ABSTRACT
Individuals with Down syndrome have neurological and muscle impairments due to an additional copy of the human 21st chromosome (HSA21). HSA21 is conservatively estimated to contain 213 genes that encode protein. Only a few of these genes have been linked to specific Down syndrome phenotypes, while the remainder are understudied. To gain insight into the in vivo roles of these genes, we studied loss-of-function phenotypes of all HSA21 orthologs in the nematode Caenorhabditis elegans. Excluding the expansion of keratin genes, 52% of HSA21 genes have a potential ortholog in C. elegans. Knock-down using RNA interference of 26% of HSA21 orthologs yielded phenotypes suggestive of neuronal and/or muscle dysfunction. Additionally, four genes were identified in an RNAi screen for decreased acetylcholine transmission. We conducted further study of synaptic transmission and neuromuscular function by quantitative analysis of several behaviors for defined HSA21 orthologs with loss-of-function mutants. Mutations in four genes caused defects in acetylcholine secretion. These include orthologs of NCAM2 (ncam-1), SYNJ1 (unc-26), PDXK (pdxk-1) as well as for a poorly characterized gene, N6AMT1 (mtq-2). As the first systematic functional analysis of HSA21 genes, this study may serve as a platform to understand genes that underlie phenotypes associated with Down syndrome.
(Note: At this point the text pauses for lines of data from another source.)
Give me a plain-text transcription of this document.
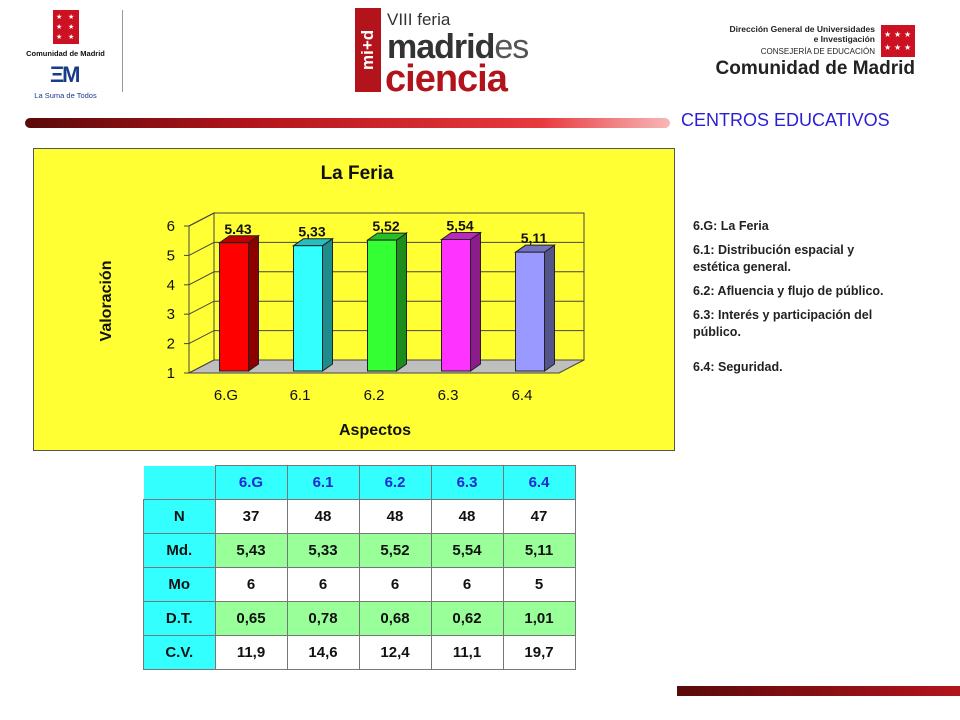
★ ★
★ ★
★ ★
Comunidad de Madrid
ΞM
La Suma de Todos
mi+d
VIII feria
madrides
ciencia
Dirección General de Universidades
e Investigación
CONSEJERÍA DE EDUCACIÓN
★ ★ ★
★ ★ ★
Comunidad de Madrid
CENTROS EDUCATIVOS
1
2
3
4
5
6	5.43
6.G
5,33
6.1
5,52
6.2
5,54
6.3
5,11
6.4
La Feria
Aspectos
Valoración
6.G: La Feria
6.1: Distribución espacial y estética general.
6.2: Afluencia y flujo de público.
6.3: Interés y participación del público.
6.4: Seguridad.
	6.G	6.1	6.2	6.3	6.4
N	37	48	48	48	47
Md.	5,43	5,33	5,52	5,54	5,11
Mo	6	6	6	6	5
D.T.	0,65	0,78	0,68	0,62	1,01
C.V.	11,9	14,6	12,4	11,1	19,7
ARTICLE SUMMARY Down syndrome causes neurological and muscle dysfunction due to an extra 21st chromosome. This chromosome has over 200 genes, most of which are understudied. To address this, we studied whether reducing function of these gene equivalents in the worm C. elegans caused neuronal or muscle defects. We found evidence that about one quarter of genes conserved between human and worm may function in neurons, muscle, or both. Among these, the highly conserved but uncharacterized neuronal gene, mtq-2, was found to be important for synaptic transmission. Our analysis may reveal novel functions of genes that cause problems in Down syndrome.